Installing Prerequisites

SubmitCGAP is a Python based tool and requires a Python installation with version >=3.7. This document is intended for users who are not very familiar with the command line or Python. The intent is to provide detailed instructions for setting up your local environment for using SubmitCGAP. These instructions are intended to work with Mac OS X. Linux users are presumed advanced and Windows instructions are not available at this time but will be provided in the future.

Unix Command Cheatsheet

Using Unix commands to interact with your system directly requires using the Terminal application. To open the Terminal application, if not present in your home dock, open Finder, navigate to Applications and then to the Utilities sub-folder. Inside the Utilities folder near the bottom should be the Terminal application, which you should add to your home dock by clicking and dragging for future convenience.

Before continuing, once you’ve opened the Terminal ensure in the top it says bash and not zsh. Newer OSX versions package with zsh by default, and we want to use bash. If you see zsh, once in the terminal run the following command, close and re-open terminal and you will be using the expected bash shell

$ chsh -s /bin/bash

Using this repository and interacting with file submissions assumes some knowledge of the Unix filesystem and familiarity with bash. What follows is a list of the essential commands you should know for working with SubmitCGAP. Whenever in doubt, you can enter “man <cmd>” into the terminal to pull up documentation on the command.
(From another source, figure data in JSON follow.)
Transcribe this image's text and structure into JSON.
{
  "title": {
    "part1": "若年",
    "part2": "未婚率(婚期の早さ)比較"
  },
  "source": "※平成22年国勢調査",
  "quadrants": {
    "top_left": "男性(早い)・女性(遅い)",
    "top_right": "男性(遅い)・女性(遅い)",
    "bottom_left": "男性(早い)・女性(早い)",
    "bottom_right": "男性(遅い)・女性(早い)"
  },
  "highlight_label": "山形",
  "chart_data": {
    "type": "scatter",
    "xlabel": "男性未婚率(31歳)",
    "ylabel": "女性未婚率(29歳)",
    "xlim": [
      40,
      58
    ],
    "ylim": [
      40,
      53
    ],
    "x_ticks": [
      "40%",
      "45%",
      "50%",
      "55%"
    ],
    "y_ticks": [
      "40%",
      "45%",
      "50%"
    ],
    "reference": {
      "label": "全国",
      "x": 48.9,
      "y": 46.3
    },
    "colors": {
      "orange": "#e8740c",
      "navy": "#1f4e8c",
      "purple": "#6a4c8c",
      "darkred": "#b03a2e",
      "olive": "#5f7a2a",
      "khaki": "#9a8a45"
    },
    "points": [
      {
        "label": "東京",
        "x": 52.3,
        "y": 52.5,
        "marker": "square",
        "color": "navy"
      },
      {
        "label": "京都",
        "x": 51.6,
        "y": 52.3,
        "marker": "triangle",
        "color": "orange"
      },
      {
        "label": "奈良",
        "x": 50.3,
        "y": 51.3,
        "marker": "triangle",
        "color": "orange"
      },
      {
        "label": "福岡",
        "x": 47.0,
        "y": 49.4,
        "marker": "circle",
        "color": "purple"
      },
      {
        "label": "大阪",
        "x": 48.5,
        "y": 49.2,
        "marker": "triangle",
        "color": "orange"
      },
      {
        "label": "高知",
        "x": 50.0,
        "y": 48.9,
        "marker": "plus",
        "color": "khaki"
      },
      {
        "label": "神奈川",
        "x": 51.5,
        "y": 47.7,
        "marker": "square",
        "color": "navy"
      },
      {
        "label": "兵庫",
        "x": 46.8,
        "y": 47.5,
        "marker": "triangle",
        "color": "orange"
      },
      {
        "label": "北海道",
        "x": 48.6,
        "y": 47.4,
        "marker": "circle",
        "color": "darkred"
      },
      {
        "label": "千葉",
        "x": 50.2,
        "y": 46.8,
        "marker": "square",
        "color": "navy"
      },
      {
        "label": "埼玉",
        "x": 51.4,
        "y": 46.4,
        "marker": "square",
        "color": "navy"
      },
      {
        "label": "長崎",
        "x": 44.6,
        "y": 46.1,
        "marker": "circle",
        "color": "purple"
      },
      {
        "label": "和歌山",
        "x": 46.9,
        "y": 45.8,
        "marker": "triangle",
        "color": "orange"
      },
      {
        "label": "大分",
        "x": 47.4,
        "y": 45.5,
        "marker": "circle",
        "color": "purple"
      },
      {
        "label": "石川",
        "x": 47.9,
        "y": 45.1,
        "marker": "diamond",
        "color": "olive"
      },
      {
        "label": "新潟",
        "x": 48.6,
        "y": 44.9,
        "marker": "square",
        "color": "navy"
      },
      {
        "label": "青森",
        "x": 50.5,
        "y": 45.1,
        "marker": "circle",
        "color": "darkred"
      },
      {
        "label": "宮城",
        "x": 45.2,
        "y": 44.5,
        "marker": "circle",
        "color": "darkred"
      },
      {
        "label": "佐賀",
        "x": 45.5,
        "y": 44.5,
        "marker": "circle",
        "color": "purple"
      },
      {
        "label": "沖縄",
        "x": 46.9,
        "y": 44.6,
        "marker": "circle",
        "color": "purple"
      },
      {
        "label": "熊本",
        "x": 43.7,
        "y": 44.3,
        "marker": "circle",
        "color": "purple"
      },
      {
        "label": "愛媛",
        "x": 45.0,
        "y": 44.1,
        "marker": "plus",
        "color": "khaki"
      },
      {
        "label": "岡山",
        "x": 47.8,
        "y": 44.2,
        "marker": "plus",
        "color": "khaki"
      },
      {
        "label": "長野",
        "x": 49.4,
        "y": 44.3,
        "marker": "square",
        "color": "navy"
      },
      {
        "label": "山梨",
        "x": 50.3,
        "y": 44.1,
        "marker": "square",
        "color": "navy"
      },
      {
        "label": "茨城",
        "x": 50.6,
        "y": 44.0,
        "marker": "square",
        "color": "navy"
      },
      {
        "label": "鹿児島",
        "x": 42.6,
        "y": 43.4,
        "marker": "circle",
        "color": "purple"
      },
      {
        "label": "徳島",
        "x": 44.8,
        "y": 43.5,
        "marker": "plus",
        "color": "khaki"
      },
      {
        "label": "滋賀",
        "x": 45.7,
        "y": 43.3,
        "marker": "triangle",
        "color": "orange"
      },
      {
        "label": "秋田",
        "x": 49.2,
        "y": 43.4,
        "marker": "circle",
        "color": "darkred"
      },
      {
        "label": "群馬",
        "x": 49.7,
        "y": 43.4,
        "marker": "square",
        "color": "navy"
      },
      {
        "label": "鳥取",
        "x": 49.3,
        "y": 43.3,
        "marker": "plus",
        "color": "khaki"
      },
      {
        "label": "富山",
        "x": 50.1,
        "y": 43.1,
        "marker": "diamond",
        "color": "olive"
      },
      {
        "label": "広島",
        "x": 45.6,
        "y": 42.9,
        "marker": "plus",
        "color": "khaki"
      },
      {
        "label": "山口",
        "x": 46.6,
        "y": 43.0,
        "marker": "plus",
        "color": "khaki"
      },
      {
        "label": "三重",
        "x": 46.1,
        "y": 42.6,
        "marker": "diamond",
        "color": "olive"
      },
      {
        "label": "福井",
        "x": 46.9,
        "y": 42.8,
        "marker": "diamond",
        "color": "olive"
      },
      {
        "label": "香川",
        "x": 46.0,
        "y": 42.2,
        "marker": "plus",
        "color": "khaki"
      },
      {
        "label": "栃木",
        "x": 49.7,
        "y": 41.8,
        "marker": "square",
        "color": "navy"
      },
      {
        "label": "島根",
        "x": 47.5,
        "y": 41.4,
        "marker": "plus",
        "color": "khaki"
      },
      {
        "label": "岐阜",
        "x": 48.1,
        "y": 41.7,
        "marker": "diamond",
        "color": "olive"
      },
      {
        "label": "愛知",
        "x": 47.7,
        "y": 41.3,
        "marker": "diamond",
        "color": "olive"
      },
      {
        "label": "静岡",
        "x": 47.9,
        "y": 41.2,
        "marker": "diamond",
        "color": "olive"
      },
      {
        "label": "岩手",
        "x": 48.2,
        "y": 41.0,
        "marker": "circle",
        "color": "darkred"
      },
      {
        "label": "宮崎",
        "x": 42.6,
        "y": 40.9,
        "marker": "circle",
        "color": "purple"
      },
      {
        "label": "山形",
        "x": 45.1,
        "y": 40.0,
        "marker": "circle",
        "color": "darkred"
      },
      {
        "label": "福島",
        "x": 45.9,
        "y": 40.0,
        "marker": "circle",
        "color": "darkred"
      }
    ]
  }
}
You can also do such search into your favorite search engine to locate the manual pages. Generally you need to know how to look around the file system and create directories and files.

  • pwd will “print working directory” ie: the current location in the Unix file system where the terminal is “located”. Whenever you start a new terminal session, odds are you will be sent to your home directory. The ~ character is a global alias for the current active users home directory.
  • ls will list all files and directories in the current directory.
$ pwd
/Users/<your_username>
$ ls
directory1
file1
file2
$ ls ~  # this is an alias for your home directory, usually /Users/<your_username>
directory1
file1
file2
  • cd will change directory. Use ls first to see which directories are available, then use cd to change back to them. The special identifier .. indicates the directory above the current one, so use cd .. to exit.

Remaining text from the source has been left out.